I have fictionalized that night in a long poem. The venue is no longer a high school gym but a roadhouse. Makes it more interesting, I think. In the poem, not only do I go to see Elvis, but my parents . . . Well, you’ll see.

This edited section picks up in the middle:

Summer Nights Like This

. . . and there he was—Elvis,

not yet the King—

just a fresh-faced, pouty-mouthed

kid from Tupelo with a rag-tag band

and the longest sideburns

I’d ever seen. He sang

“I don’t care if the sun don’t shine,

get my lovin’ in the evenin’ time”

and the crowd was dancing

and screaming and I was screaming

and the back of my neck prickled

like a ghost had run a finger

across it

and it made me turn and look

and there, across the room,

I saw my mother and daddy dancing . . .

They did the bop better than any of us kids.

When had they practiced their twirls and turns,

their dips and swaying hips?

When the song ended, even Elvis applauded,

but I looked away. I could not bear

my mother’s beauty,

the wild suggestion of my daddy’s touch:

I began to cry,

not for fear of being caught

but because I imagined them young,

I imagined them lovers on summer nights

like this, her naked skin against his,

with all the mysteries I had yet to learn

before them still.

Sunday Whirl Meets the Memoir Challenge

I haven’t done the Wordle for the Sunday Whirl in a while, but these words leapt out at me.
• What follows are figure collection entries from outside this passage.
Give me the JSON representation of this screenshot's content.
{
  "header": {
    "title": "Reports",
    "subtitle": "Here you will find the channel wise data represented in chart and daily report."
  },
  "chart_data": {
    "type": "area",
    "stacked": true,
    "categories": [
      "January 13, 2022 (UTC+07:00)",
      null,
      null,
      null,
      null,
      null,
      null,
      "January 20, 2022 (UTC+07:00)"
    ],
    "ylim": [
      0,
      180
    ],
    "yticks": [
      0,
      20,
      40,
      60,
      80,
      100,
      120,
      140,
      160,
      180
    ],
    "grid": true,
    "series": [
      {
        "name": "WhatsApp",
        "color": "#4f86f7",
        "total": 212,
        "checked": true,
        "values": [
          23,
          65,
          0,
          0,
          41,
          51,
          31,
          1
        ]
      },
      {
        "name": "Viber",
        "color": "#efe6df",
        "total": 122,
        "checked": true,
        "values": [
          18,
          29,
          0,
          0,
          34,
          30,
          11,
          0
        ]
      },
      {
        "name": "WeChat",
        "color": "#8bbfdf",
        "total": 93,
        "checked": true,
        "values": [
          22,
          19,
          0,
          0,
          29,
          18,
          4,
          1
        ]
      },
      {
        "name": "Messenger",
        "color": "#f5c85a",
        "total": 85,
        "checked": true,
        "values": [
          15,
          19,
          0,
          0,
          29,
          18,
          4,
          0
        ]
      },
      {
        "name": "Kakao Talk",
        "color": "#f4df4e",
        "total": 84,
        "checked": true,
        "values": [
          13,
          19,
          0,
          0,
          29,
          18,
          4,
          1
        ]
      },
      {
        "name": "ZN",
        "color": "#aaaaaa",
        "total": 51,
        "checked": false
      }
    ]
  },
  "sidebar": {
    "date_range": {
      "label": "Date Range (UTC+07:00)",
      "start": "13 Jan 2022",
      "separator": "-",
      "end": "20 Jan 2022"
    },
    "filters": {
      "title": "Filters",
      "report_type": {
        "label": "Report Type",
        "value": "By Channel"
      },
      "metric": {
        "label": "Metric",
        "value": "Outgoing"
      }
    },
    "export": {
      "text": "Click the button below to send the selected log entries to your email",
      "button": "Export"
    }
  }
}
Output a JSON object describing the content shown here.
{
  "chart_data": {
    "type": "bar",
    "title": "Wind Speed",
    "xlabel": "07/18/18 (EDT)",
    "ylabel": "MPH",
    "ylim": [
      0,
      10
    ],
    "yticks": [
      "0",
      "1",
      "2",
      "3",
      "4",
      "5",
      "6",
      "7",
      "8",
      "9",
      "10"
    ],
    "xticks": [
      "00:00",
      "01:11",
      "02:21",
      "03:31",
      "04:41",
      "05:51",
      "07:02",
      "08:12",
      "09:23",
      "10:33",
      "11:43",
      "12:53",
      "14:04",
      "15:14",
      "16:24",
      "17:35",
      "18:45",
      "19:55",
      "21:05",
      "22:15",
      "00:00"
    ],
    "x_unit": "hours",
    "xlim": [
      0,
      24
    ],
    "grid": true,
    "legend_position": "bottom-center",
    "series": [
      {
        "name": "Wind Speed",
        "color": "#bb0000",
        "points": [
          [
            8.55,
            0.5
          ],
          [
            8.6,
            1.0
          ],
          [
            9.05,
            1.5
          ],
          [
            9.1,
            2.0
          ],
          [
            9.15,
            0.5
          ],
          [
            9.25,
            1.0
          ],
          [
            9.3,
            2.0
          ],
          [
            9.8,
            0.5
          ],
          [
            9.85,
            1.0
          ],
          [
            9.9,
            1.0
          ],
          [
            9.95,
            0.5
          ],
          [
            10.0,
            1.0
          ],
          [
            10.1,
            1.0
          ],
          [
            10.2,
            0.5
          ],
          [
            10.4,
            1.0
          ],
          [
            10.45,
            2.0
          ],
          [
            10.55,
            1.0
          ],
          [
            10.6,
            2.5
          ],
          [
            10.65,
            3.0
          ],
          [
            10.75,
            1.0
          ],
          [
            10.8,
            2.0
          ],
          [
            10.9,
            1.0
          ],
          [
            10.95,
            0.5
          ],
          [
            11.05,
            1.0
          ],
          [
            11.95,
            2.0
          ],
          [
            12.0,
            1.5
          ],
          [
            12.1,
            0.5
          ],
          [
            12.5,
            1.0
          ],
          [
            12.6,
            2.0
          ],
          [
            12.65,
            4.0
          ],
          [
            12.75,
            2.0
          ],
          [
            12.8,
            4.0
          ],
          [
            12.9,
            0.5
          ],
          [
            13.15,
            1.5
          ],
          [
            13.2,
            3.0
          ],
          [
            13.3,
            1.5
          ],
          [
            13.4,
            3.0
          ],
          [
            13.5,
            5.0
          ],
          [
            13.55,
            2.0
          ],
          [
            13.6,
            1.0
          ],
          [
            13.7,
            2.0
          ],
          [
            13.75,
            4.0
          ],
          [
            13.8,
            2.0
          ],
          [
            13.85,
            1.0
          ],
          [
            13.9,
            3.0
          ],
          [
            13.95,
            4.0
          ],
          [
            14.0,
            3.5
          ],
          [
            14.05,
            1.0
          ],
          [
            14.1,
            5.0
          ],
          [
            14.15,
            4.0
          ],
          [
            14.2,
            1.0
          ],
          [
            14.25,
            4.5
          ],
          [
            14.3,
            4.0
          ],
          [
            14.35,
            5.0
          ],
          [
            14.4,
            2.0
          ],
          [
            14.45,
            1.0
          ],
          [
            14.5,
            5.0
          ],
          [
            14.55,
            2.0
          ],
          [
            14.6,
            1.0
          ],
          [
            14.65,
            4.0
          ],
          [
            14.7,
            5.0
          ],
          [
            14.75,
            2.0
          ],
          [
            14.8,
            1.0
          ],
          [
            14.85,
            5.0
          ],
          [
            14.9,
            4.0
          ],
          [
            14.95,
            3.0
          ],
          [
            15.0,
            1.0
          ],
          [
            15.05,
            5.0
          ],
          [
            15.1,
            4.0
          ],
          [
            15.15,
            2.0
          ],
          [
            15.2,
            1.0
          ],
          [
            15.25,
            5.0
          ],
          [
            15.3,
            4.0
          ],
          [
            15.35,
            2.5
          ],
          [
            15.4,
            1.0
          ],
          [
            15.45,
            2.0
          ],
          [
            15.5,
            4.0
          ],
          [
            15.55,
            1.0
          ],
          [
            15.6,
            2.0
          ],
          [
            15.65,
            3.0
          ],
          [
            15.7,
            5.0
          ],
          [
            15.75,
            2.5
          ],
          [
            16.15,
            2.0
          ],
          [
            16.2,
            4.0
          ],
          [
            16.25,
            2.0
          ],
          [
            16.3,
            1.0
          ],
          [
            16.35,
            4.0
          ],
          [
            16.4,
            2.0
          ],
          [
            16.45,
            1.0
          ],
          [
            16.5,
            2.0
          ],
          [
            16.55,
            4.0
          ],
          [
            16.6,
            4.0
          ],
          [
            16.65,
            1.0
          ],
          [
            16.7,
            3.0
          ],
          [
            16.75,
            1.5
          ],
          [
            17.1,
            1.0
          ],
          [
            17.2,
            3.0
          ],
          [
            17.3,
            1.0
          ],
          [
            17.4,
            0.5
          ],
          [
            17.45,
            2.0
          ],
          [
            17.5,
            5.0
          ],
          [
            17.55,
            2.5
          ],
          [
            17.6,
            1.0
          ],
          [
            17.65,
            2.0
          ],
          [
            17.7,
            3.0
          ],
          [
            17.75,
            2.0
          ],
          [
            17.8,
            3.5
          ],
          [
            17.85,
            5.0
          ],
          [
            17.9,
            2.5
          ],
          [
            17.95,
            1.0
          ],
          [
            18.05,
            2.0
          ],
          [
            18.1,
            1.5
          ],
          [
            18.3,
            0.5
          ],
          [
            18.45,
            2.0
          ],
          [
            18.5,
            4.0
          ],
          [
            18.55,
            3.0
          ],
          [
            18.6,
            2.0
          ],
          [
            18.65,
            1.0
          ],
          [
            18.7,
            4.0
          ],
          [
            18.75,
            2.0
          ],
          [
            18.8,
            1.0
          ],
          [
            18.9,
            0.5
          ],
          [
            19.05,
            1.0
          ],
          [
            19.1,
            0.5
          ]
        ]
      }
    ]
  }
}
I think it’s because I’ve been immersed in the October Memoir and Backstory Blog Challenge for the last two weeks.

All of you who know me know I don’t consider myself a poet, but here’s what came out of this week’s Wordle list. It breaks the chain of memories by jumping ahead a few years, but it still fits the challenge.

Here are the words: umbrella, deeper, inherit, excuses, stand, become, thunder, childhood, joined, vowed, shifts, light . . .

Wedding March

We needed umbrellas that hot afternoon.

The end of June, thunderstorms were common

but this one didn’t last long. The clouds soon

shifted and light broke through. We would have to dig

deeper for excuses—I in my white dress

and he in a tux that didn’t quite fit.

In an upstairs room I waited, wilting.

My childhood friend pushed back my damp bangs

and grasped my hand, but what did she know

about standing in the church, poised

to be joined to a boy it turns out I hardly knew?

My father waited at the top of the stairs,

and I wondered what would become of me.

Then he walked me down, and the boy and I

vowed to cherish, to inherit each other’s woes.